Vamos falar de governabilidade, por Luís Fernando Vitagliano

 

Artigo do Brasil Debate

Por Luís Fernando Vitagliano

Ao contrário do que supõe o senso comum, um governo eleito não dispõe de todos os poderes políticos de uma sociedade. Em qualquer lugar do mundo, a composição é necessária, independentemente do regime político ou do grupo que ascende ao poder. Negociação é componente fundamental de um bom governo. Para realizar boas medidas, é preciso antes saber fazer boas negociações.

Não vou entrar no mérito das polêmicas recentes sobre temas específicos como o seguro-desemprego, a taxa de juros ou as políticas sociais e as contas públicas. Este artigo pretende tratar das macrodecisões do governo Dilma e da relação com as estruturas políticas que geram apoio ou críticas ao governo. Vamos tratar de governabilidade.

Para a Ciência Política, governabilidade é o conceito ligado à capacidade de governo em aprovar projetos junto ao Legislativo. Basicamente, estamos olhando para os partidos políticos e a composição que sustenta o governo no Congresso. Enquanto, nos EUA e Europa, por exemplo, a governabilidade pode ser definida por dois ou três partidos – ou a China que é um caso de partido único –, no Brasil são 28 partidos com representação no Legislativo e, para se construir maioria simples, é preciso pelo menos cinco ou seis partidos na base do governo.

As características do nosso sistema político são desastrosas quando o propósito é a negociação para a governabilidade. A articulação obriga qualquer governo a abrir mão de parte do seu projeto político para compor maioria no Congresso.

Veja o governo Dilma que, com 10 partidos representados no primeiro escalão do governo, não foi capaz da influenciar na eleição para presidência da Câmara e agora tem na casa um político não só independente em relação aos interesses do governo, mas que muitas vezes poderá se comportar como adversário político mesmo sendo da base aliada.

Mas, não é só isso. Para governar também é preciso mobilizar interesses materiais, então os cientistas políticos passaram a chamar a atenção para outro tipo de interferência sofrida pelo Legislativo e distinguiram a governabilidade política da governabilidade econômica.

A capacidade que grandes empresas e organizações patronais têm de fazer valer seus interesses junto ao Estado e sua capacidade para mobilizar a chamada opinião pública em seu favor fez com que se considerasse o fato de que as elites econômicas também disputam a governabilidade, ou, pelo menos, influenciam nesse processo.

O que ocorre hoje não é novidade.

A ascensão do PT ao governo federal em 2002 complicou-se em ambas as governabilidades. De um lado o partido dispunha de pouco apoio político no Congresso e se obrigou a ampliar o leque de alianças. De outro lado, a desconfiança dos setores econômicos não proporciona ao governo apoio junto ao empresariado.
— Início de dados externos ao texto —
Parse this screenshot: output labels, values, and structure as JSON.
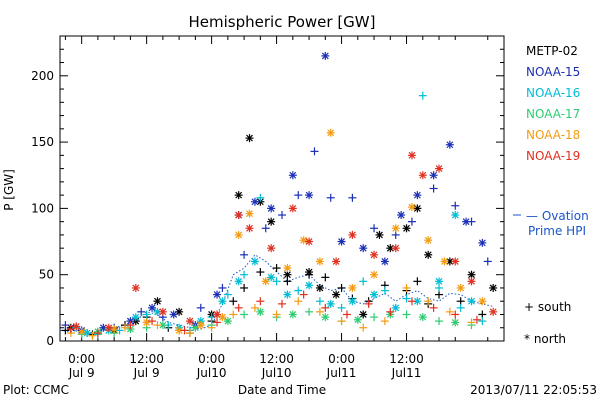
{
  "chart_data": {
    "type": "scatter",
    "title": "Hemispheric Power [GW]",
    "ylabel": "P [GW]",
    "xlabel": "Date and Time",
    "footer_left": "Plot: CCMC",
    "footer_right": "2013/07/11 22:05:53",
    "ylim": [
      0,
      230
    ],
    "yticks": [
      0,
      50,
      100,
      150,
      200
    ],
    "xlim_hours": [
      -4,
      78
    ],
    "xticks": [
      {
        "hours": 0,
        "time": "0:00",
        "date": "Jul 9"
      },
      {
        "hours": 12,
        "time": "12:00",
        "date": "Jul 9"
      },
      {
        "hours": 24,
        "time": "0:00",
        "date": "Jul10"
      },
      {
        "hours": 36,
        "time": "12:00",
        "date": "Jul10"
      },
      {
        "hours": 48,
        "time": "0:00",
        "date": "Jul11"
      },
      {
        "hours": 60,
        "time": "12:00",
        "date": "Jul11"
      }
    ],
    "legend": {
      "position": "right",
      "ovation_label_1": "— Ovation",
      "ovation_label_2": "Prime HPI",
      "south_label": "+ south",
      "north_label": "* north"
    },
    "ovation": {
      "name": "Ovation Prime HPI",
      "color": "#1a56c8",
      "x": [
        -4,
        -2,
        0,
        2,
        4,
        6,
        8,
        10,
        12,
        14,
        16,
        18,
        20,
        22,
        24,
        26,
        28,
        30,
        32,
        34,
        36,
        38,
        40,
        42,
        44,
        46,
        48,
        50,
        52,
        54,
        56,
        58,
        60,
        62,
        64,
        66,
        68,
        70,
        72,
        74,
        76
      ],
      "values": [
        8,
        7,
        9,
        6,
        8,
        10,
        12,
        15,
        22,
        20,
        14,
        12,
        10,
        9,
        12,
        28,
        50,
        55,
        65,
        60,
        52,
        45,
        48,
        50,
        42,
        38,
        40,
        30,
        28,
        32,
        36,
        30,
        35,
        38,
        32,
        30,
        36,
        35,
        30,
        28,
        26
      ]
    },
    "series": [
      {
        "name": "METP-02",
        "color": "#000000",
        "south": [
          [
            -3,
            8
          ],
          [
            2,
            5
          ],
          [
            8,
            12
          ],
          [
            12,
            18
          ],
          [
            16,
            10
          ],
          [
            20,
            6
          ],
          [
            24,
            15
          ],
          [
            28,
            30
          ],
          [
            30,
            40
          ],
          [
            33,
            52
          ],
          [
            36,
            55
          ],
          [
            38,
            45
          ],
          [
            42,
            50
          ],
          [
            45,
            48
          ],
          [
            48,
            40
          ],
          [
            50,
            32
          ],
          [
            53,
            30
          ],
          [
            56,
            42
          ],
          [
            60,
            38
          ],
          [
            62,
            45
          ],
          [
            64,
            28
          ],
          [
            66,
            35
          ],
          [
            70,
            30
          ],
          [
            74,
            20
          ]
        ],
        "north": [
          [
            -2,
            10
          ],
          [
            6,
            8
          ],
          [
            10,
            15
          ],
          [
            14,
            30
          ],
          [
            18,
            22
          ],
          [
            24,
            20
          ],
          [
            29,
            110
          ],
          [
            31,
            153
          ],
          [
            33,
            105
          ],
          [
            35,
            90
          ],
          [
            38,
            50
          ],
          [
            42,
            52
          ],
          [
            44,
            40
          ],
          [
            47,
            35
          ],
          [
            52,
            20
          ],
          [
            55,
            80
          ],
          [
            57,
            70
          ],
          [
            60,
            85
          ],
          [
            62,
            100
          ],
          [
            64,
            65
          ],
          [
            68,
            60
          ],
          [
            72,
            50
          ],
          [
            76,
            40
          ]
        ]
      },
      {
        "name": "NOAA-15",
        "color": "#1a2fb5",
        "south": [
          [
            -3,
            12
          ],
          [
            1,
            6
          ],
          [
            6,
            10
          ],
          [
            11,
            22
          ],
          [
            15,
            18
          ],
          [
            22,
            25
          ],
          [
            26,
            40
          ],
          [
            30,
            65
          ],
          [
            34,
            85
          ],
          [
            37,
            95
          ],
          [
            40,
            110
          ],
          [
            43,
            143
          ],
          [
            46,
            108
          ],
          [
            50,
            108
          ],
          [
            54,
            85
          ],
          [
            58,
            80
          ],
          [
            61,
            90
          ],
          [
            65,
            115
          ],
          [
            69,
            102
          ],
          [
            72,
            90
          ],
          [
            75,
            60
          ]
        ],
        "north": [
          [
            0,
            8
          ],
          [
            4,
            10
          ],
          [
            9,
            15
          ],
          [
            13,
            25
          ],
          [
            17,
            20
          ],
          [
            21,
            12
          ],
          [
            25,
            35
          ],
          [
            29,
            95
          ],
          [
            32,
            105
          ],
          [
            35,
            100
          ],
          [
            39,
            125
          ],
          [
            42,
            110
          ],
          [
            45,
            215
          ],
          [
            48,
            75
          ],
          [
            52,
            70
          ],
          [
            56,
            60
          ],
          [
            59,
            95
          ],
          [
            62,
            110
          ],
          [
            65,
            125
          ],
          [
            68,
            148
          ],
          [
            71,
            90
          ],
          [
            74,
            74
          ]
        ]
      },
      {
        "name": "NOAA-16",
        "color": "#00bcd4",
        "south": [
          [
            -1,
            10
          ],
          [
            3,
            5
          ],
          [
            7,
            8
          ],
          [
            12,
            20
          ],
          [
            16,
            12
          ],
          [
            20,
            8
          ],
          [
            24,
            18
          ],
          [
            27,
            35
          ],
          [
            30,
            50
          ],
          [
            33,
            108
          ],
          [
            36,
            45
          ],
          [
            40,
            38
          ],
          [
            44,
            30
          ],
          [
            48,
            25
          ],
          [
            52,
            45
          ],
          [
            56,
            38
          ],
          [
            60,
            32
          ],
          [
            63,
            185
          ],
          [
            66,
            40
          ],
          [
            70,
            25
          ],
          [
            74,
            15
          ]
        ],
        "north": [
          [
            1,
            6
          ],
          [
            5,
            8
          ],
          [
            10,
            18
          ],
          [
            14,
            22
          ],
          [
            18,
            10
          ],
          [
            22,
            15
          ],
          [
            26,
            30
          ],
          [
            29,
            45
          ],
          [
            32,
            60
          ],
          [
            35,
            48
          ],
          [
            38,
            35
          ],
          [
            42,
            42
          ],
          [
            46,
            28
          ],
          [
            50,
            30
          ],
          [
            54,
            35
          ],
          [
            58,
            25
          ],
          [
            62,
            30
          ],
          [
            66,
            45
          ],
          [
            69,
            95
          ],
          [
            72,
            30
          ]
        ]
      },
      {
        "name": "NOAA-17",
        "color": "#2ecc71",
        "south": [
          [
            0,
            5
          ],
          [
            6,
            6
          ],
          [
            12,
            10
          ],
          [
            18,
            8
          ],
          [
            24,
            12
          ],
          [
            30,
            20
          ],
          [
            36,
            18
          ],
          [
            42,
            22
          ],
          [
            48,
            15
          ],
          [
            54,
            18
          ],
          [
            60,
            20
          ],
          [
            66,
            15
          ],
          [
            72,
            12
          ]
        ],
        "north": [
          [
            3,
            7
          ],
          [
            9,
            9
          ],
          [
            15,
            12
          ],
          [
            21,
            10
          ],
          [
            27,
            15
          ],
          [
            33,
            22
          ],
          [
            39,
            20
          ],
          [
            45,
            18
          ],
          [
            51,
            16
          ],
          [
            57,
            20
          ],
          [
            63,
            18
          ],
          [
            69,
            14
          ]
        ]
      },
      {
        "name": "NOAA-18",
        "color": "#f39c12",
        "south": [
          [
            -2,
            6
          ],
          [
            2,
            4
          ],
          [
            8,
            10
          ],
          [
            14,
            12
          ],
          [
            20,
            6
          ],
          [
            24,
            10
          ],
          [
            28,
            20
          ],
          [
            32,
            25
          ],
          [
            36,
            20
          ],
          [
            40,
            30
          ],
          [
            44,
            22
          ],
          [
            48,
            15
          ],
          [
            52,
            10
          ],
          [
            56,
            15
          ],
          [
            60,
            40
          ],
          [
            64,
            30
          ],
          [
            68,
            22
          ],
          [
            72,
            14
          ]
        ],
        "north": [
          [
            0,
            7
          ],
          [
            6,
            9
          ],
          [
            12,
            14
          ],
          [
            18,
            8
          ],
          [
            22,
            12
          ],
          [
            26,
            18
          ],
          [
            29,
            80
          ],
          [
            31,
            96
          ],
          [
            34,
            45
          ],
          [
            38,
            55
          ],
          [
            41,
            76
          ],
          [
            44,
            60
          ],
          [
            46,
            157
          ],
          [
            50,
            40
          ],
          [
            54,
            50
          ],
          [
            58,
            85
          ],
          [
            61,
            101
          ],
          [
            64,
            76
          ],
          [
            67,
            60
          ],
          [
            70,
            40
          ],
          [
            74,
            30
          ]
        ]
      },
      {
        "name": "NOAA-19",
        "color": "#e03020",
        "south": [
          [
            -2,
            9
          ],
          [
            3,
            6
          ],
          [
            9,
            12
          ],
          [
            13,
            15
          ],
          [
            19,
            8
          ],
          [
            25,
            14
          ],
          [
            29,
            25
          ],
          [
            33,
            30
          ],
          [
            37,
            28
          ],
          [
            41,
            35
          ],
          [
            45,
            25
          ],
          [
            49,
            20
          ],
          [
            53,
            28
          ],
          [
            57,
            22
          ],
          [
            61,
            30
          ],
          [
            65,
            25
          ],
          [
            69,
            20
          ],
          [
            73,
            16
          ]
        ],
        "north": [
          [
            -1,
            11
          ],
          [
            5,
            10
          ],
          [
            10,
            40
          ],
          [
            15,
            22
          ],
          [
            20,
            15
          ],
          [
            25,
            20
          ],
          [
            29,
            95
          ],
          [
            31,
            85
          ],
          [
            35,
            70
          ],
          [
            39,
            100
          ],
          [
            42,
            75
          ],
          [
            47,
            60
          ],
          [
            50,
            80
          ],
          [
            54,
            65
          ],
          [
            58,
            70
          ],
          [
            61,
            140
          ],
          [
            63,
            125
          ],
          [
            66,
            130
          ],
          [
            69,
            60
          ],
          [
            72,
            45
          ],
          [
            76,
            22
          ]
        ]
      }
    ]
  }
}
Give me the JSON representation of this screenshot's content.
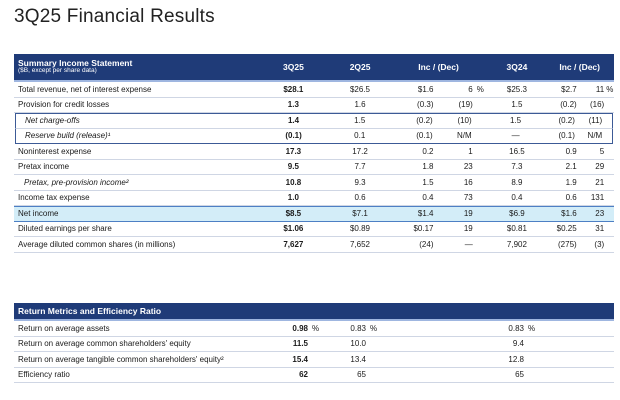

Com essa conjuntura inóspita, o Partido foi forçado a buscar condições de governabilidade muito particulares. O PT, sob a batuta de Lula, desenvolveu uma nova fonte para sua governabilidade mobilizando os setores sociais que o elegeram.

Num processo ambíguo e cheio de contradições, a presença dos movimentos sociais, sindicatos, associações da sociedade civil e movimentos de esquerda puderam influenciar decisões, manifestando apoio ao governo ou enfrentando outras forças políticas numa disputa do que antes lhes era renegado e exclusivo do capital e das oligarquias políticas.

Os governos petistas pautaram-se sempre pela conciliação. Para isso, construíram alianças, compuseram propostas, abriram mão de alguns avanços em função da resistência conservadora. A opção foi pelo consenso. Mas, em todos os momentos, os caciques políticos e as elites econômicas tiveram que conviver com a posição dos setores sociais no processo de construção do consenso.

O primeiro governo Dilma seguiu a mesma linha de Lula, ainda que com resultados mais modestos. Enfrentou talvez reação mais intensa dos setores tradicionais da governabilidade política e econômica porque viram nela menos mobilização dos setores sociais. Agora as deliberações do seu segundo governo diminuem ainda mais a relação com a governabilidade social.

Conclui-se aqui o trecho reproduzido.